Structural and Functional Discovery in Dynamic Networks with Non-negative Matrix Factorization
This work addresses the problem of pattern extraction in time-evolving graphs for researchers and practitioners dealing with dynamic network data, representing an incremental improvement by combining matrix factorization with existing methods.
The paper tackles the challenge of exploring and detecting time-varying communities in dynamic graph sequences by developing a matrix factorization model, which is scalable to large weighted networks and accommodates sudden topological changes, as demonstrated on synthetic and real-world data like citation and trade networks.
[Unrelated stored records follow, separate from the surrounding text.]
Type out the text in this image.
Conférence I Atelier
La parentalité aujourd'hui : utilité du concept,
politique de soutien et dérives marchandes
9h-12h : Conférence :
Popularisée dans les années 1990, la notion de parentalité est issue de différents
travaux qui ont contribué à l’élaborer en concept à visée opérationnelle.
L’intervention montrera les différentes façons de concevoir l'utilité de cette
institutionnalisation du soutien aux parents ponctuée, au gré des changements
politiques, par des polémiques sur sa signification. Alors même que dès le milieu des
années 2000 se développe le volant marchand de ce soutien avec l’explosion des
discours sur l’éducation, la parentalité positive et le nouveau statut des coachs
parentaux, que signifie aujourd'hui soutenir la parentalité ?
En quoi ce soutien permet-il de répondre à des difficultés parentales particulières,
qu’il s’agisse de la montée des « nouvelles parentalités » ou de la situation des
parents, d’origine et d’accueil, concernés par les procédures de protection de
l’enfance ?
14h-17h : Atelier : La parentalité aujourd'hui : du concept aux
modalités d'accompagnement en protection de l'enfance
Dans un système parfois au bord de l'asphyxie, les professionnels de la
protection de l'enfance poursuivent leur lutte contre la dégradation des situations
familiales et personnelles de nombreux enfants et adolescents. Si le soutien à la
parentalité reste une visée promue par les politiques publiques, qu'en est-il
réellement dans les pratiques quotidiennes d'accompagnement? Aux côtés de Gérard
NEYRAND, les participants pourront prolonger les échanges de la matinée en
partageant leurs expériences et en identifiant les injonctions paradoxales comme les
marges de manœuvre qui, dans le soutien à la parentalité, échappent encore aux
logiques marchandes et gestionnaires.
Time series of graphs are increasingly prevalent in modern data and pose unique challenges to visual exploration and pattern extraction. This paper describes the development and application of matrix factorizations for exploration and time-varying community detection in time-evolving graph sequences. The matrix factorization model allows the user to home in on and display interesting, underlying structure and its evolution over time. The methods are scalable to weighted networks with a large number of time points or nodes, and can accommodate sudden changes to graph topology. Our techniques are demonstrated with several dynamic graph series from both synthetic and real world data, including citation and trade networks. These examples illustrate how users can steer the techniques and combine them with existing methods to discover and display meaningful patterns in sizable graphs over many time points.